Арсений тяжело задышал, опять силясь подогнуть под себя колено, лбом рисуя кровью на полу дуги и линии.
– Что зашевелился? Я не кончил. Очередь подошла к Марии Федоровне, императрице. Когда поместье Синие сосны и две фабрики, принадлежавшие жене, и все, чем владеет недоносок Григорий, перейдет Марку, когда дети его обернутся прахом, уйдут, откуда пришли, он – единственный отпрыск семьи Даниловых, он отправится отдать свой долг и императрице. Правда, он нынче не столь хорош собой, проказа добралась и до лица. Но императрица ведь не откажет недужному? Красный Крест примет и прокаженного, правда? Правда, Арсений? Он это сделает! А я помогал. Да, это я подсылал неумех-убийц Грише. Я устроил встречи с Зиновьевым, Пашковым, я сделал так, что прокаженный получил тайную аудиенцию у министра народного просвещения. Это я, в конце концов, взял твой револьвер. Это я заставил заглотнуть служащего из почты цианид, который хранил, между прочим, для себя, потому что безумец явился в часть чесать языком. И заколол Камиллу тоже я… – с надрывом бросил Гурко, а потом, плюясь, добавил: – Просто потому, что ее кровь уже не приносила облегчения.
– Он оплатил ваши долги? – выдавил из себя пристав. – Тринадцать с половиной тысяч, внезапное наследство… Это Данилов Марк Львович дал вам денег, чтобы вы не загремели в долговую тюрьму? Это он платит вам за убийства, чтобы вы могли продолжать играть?
Оборванный на полуслове Гурко ощутил, как ярость поднимается из глубин живота к горлу. О каких тринадцати тысячах смеет говорить этот щенок? Гурко уже забыл, когда последний раз волновался о карточном долге. Марк Данилов любой долг покрывал тотчас же, как его шелудивый пес приползал к нему на коленях. Не стыдно! Не стыдно, нет, он был хорошим слугой, всегда преданным и безропотным. Гефестионом для Македонского, Патроклом для Ахилла!
С перекошенным ненавистью лицом Гурко выпростал руку со «смит-вессоном» и щелкнул курком. Арсений зажмурился и задышал быстрее, по его лицу пробежала судорога, ноздри вздулись, губы сжались – Арсений приготовился умереть. И это выражение лица понравилось Гурко, он замер, внимательно следя за агонией пристава. Так продолжалось минуту. Долгую минуту наслаждения, пока Арсений не попытался приподняться на локте и не плюхнулся обратно носом в лужу, сотворив небольшой фонтанчик собственной крови, перепачкавшей край халата и тапку штабс-ротмистра.
Гурко перенес брезгливый взгляд с тапки обратно к лицу Бриедиса и уже готов был выстрелить.
– Вы еще не так больны, – заговорил тот, торопясь, – я узнавал про лепру у нашего врача, эти язвы кровью не излечить… Причины их в бактериях, против них готовят эффективные сыворотки, вы еще можете полностью излечиться.
Гурко опустил револьвер и с надрывом расхохотался.
– Не-ет, – протянул он, – это невозможно. Думаешь, я не ходил к врачам? Я не знаю про сыворотки?
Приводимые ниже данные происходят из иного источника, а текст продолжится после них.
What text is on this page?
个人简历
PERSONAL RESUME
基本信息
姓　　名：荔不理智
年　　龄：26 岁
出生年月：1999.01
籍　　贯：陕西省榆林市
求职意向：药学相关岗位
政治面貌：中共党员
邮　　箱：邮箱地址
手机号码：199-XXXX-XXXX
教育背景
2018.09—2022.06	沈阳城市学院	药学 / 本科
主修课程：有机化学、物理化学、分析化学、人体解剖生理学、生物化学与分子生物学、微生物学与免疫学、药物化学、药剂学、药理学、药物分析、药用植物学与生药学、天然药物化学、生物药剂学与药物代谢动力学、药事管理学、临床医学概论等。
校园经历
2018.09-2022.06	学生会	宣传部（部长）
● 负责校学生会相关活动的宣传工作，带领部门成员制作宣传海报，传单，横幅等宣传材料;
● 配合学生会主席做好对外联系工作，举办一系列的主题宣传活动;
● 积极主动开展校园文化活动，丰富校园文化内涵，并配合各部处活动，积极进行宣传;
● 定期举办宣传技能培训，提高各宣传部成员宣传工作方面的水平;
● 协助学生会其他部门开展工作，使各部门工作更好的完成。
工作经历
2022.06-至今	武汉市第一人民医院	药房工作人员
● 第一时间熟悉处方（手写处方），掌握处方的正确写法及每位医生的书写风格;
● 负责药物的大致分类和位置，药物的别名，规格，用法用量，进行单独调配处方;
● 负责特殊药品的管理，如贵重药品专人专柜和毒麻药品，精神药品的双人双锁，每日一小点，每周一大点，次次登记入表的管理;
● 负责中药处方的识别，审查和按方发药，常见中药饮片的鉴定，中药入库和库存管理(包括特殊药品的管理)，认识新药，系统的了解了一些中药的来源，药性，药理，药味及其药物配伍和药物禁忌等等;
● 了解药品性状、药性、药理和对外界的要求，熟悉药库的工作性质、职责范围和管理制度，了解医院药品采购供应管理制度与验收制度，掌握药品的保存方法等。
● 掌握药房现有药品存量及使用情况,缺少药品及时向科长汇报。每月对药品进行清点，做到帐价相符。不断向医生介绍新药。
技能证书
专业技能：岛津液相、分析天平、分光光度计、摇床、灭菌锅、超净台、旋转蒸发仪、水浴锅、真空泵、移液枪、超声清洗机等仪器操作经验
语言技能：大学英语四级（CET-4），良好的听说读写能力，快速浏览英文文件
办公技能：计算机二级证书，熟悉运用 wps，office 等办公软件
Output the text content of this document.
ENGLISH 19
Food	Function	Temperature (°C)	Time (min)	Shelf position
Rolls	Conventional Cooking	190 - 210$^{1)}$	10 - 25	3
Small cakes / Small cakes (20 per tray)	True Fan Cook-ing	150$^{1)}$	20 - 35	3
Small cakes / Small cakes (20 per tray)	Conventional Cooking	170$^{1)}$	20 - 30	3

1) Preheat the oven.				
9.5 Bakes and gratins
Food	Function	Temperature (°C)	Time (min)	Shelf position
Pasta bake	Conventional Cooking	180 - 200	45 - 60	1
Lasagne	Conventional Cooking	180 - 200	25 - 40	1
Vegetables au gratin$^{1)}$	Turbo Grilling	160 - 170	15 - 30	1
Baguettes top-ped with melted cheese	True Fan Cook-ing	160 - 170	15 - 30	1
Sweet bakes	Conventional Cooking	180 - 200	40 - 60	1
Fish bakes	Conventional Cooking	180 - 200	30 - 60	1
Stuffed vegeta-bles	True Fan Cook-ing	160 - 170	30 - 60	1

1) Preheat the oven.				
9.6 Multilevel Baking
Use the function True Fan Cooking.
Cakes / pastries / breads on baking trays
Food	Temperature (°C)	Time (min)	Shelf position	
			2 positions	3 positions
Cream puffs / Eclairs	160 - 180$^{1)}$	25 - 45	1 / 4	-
Лицезрел я морды врачей, которые, увидав лепру, бежали со всех ног. Все, что спасало меня, – это кровь Камиллы, той, у которой был против лепры иммунитет. Данилов вышел на нее первым и спал с нею год, скрывая свою болезнь, чтобы выяснить, заразится ли она. Когда она даже через год не захворала, он принялся вытягивать кровь из ее жил. И я видел, как менялся его голос, как он расцветал…
– Он не снимал при вас маску?
– Какую маску?
– Маску птицы.
– Откуда тебе о ней знать?
– Он всюду в этой маске, он хочет, чтобы его запомнили как Ворона. Но при вас он не снял маски. Он не доверяет вам.
Гурко поднял руку с револьвером, со злостью осознавая, что Арсений прав.